The dispute reportedly centered on the Low-Cost Uncrewed Combat Attack System (LUCAS), a cheap loitering munition used by the US military. According to Reuters, SpaceX argued that the military had been paying about $5,000 for connection per terminal while effectively using a higher-tier service priced at $25,000 per month.
In March, Musk tweeted that the use of Starlink in weapon systems violated the company’s terms of service, adding that military operators should instead use Starshield, a separate network designed for government use.
It is a violation of commercial Starlink terms of service to use the terminal for weapon systems. This applies to all users and is shut down when discovered.There is a separate network called Starshield, which is operated by the US government. This is not under SpaceX control.

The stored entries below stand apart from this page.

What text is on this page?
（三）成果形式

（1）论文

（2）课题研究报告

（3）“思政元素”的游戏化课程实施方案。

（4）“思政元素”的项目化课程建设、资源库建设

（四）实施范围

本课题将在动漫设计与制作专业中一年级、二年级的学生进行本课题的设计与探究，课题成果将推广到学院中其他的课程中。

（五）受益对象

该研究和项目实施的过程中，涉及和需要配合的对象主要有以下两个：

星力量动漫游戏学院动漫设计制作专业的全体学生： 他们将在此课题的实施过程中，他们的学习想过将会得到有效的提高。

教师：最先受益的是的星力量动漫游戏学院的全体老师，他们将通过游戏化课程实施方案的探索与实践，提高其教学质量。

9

— Elon Musk (@elonmusk) March 2, 2026In practice, however, the systems remain closely intertwined, with Starshield relying on the broader Starlink network of roughly 10,000 low-Earth-orbit satellites, according to Reuters.
While the Pentagon denied breaching its agreement with SpaceX, Reuters reported that company executives later pressed officials to pay higher rates for the service. The Pentagon ultimately agreed, nearly doubling the original $30,000 price tag for each LUCAS drone.
A Pentagon official told the outlet that the military is now looking for alternative suppliers. However, no rival can reportedly offer anything close to SpaceX in scale or capabilities. Competitors such as OneWeb and Amazon’s Project Kuiper remain far smaller or are still being rolled out.
SpaceX “certainly has the US government over the barrel,” Clayton Swope, a senior fellow at the Center for Strategic and International Studies, told Reuters.
Some Pentagon officials, including Deputy Defense Secretary Steve Feinberg, have become increasingly uneasy about the leverage SpaceX presently holds over military operations, according to the outlet. Yet the Pentagon is reportedly considering purchasing more than 3,500 additional Starshield subscriptions in a deal that could generate hundreds of millions of dollars annually for SpaceX ahead of its planned IPO next month.
The dependence has become especially sensitive amid the soaring cost of the Iran war. Analysts have estimated that the conflict was costing Washington hundreds of millions of dollars per day, with the first six days alone consuming roughly $12.7 billion, pushing the Pentagon towards cheaper, mass-produced weapons developed by newer defense firms.